Para fugir desse mal-estar que os consome, April planeja uma mudança para Paris, onde ela deverá trabalhar como secretária e sustentar Frank e as crianças, enquanto o marido decide o que realmente quer fazer da vida. Essa opção, aliás, é um escândalo para os vizinhos - entre eles, a corretora de imóveis interpretada por Kathy Bates. Porém, isso é apenas um plano. A realidade mais cedo ou mais tarde bate à porta, transformando o sonho americano em pesadelo.

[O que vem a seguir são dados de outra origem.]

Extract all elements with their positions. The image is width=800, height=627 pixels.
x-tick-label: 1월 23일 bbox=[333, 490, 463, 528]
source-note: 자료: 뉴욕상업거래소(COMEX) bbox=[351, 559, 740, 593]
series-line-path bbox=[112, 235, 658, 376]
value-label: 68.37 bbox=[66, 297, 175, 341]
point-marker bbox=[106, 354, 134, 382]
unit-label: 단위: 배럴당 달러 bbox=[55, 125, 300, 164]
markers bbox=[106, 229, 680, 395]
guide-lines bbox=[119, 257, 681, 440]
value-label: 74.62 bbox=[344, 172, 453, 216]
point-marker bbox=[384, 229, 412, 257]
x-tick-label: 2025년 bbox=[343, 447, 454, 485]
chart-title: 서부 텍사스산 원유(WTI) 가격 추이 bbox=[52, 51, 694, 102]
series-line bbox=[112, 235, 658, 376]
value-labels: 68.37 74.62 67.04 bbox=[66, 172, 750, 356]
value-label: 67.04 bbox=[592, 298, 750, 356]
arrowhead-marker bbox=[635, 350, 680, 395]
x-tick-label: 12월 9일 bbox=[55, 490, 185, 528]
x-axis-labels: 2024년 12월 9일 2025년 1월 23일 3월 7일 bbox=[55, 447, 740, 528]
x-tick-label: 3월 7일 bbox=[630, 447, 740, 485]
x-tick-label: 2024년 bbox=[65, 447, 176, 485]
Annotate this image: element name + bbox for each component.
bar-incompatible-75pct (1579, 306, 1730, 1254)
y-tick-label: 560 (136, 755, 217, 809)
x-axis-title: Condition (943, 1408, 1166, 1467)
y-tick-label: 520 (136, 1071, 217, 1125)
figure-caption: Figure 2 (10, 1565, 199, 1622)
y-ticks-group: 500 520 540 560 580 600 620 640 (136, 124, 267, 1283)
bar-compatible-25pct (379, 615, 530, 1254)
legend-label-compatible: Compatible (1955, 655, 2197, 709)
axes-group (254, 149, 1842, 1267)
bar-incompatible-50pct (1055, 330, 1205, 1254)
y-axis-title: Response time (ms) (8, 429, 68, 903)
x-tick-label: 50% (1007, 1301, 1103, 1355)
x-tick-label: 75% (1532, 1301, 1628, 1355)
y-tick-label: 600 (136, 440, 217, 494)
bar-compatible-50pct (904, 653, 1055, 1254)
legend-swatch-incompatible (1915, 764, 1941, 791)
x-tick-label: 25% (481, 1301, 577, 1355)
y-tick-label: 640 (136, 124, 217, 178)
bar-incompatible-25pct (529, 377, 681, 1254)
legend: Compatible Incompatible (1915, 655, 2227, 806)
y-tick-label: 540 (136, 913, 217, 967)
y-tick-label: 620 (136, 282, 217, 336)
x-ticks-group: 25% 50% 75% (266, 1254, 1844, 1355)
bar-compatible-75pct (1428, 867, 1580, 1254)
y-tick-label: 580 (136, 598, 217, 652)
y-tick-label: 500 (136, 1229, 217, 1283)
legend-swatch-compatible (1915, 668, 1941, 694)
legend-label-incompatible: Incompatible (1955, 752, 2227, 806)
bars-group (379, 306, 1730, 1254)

O romance que deu origem ao filme, no original, "Revolutionary Road" - e que acaba de ser lançado no Brasil com o mesmo título do filme - é de 1961, ou seja, foi publicado poucos anos depois da época que retrata.

Esse é o tipo de livro que Hollywood em geral hesita em levar às telas, pois aqui não há catarse, não há redenção: é uma história que vai de mal a muito pior, é o retrato de uma geração.

A adaptação assinada por Justin Haythe mantém, inclusive, alguns diálogos literais do livro, mas raramente consegue entrar no centro da emoção dos personagens tão bem quanto o texto original de Yates.

DiCaprio está muito bem, mas a alma do filme é mesmo Kate. Numa cena, perto do final, quando se despede do marido que sai para o trabalho e força o sorriso para não entregar seus planos, é fácil entender por que essa é uma das atrizes cuja interpretação nunca decepciona.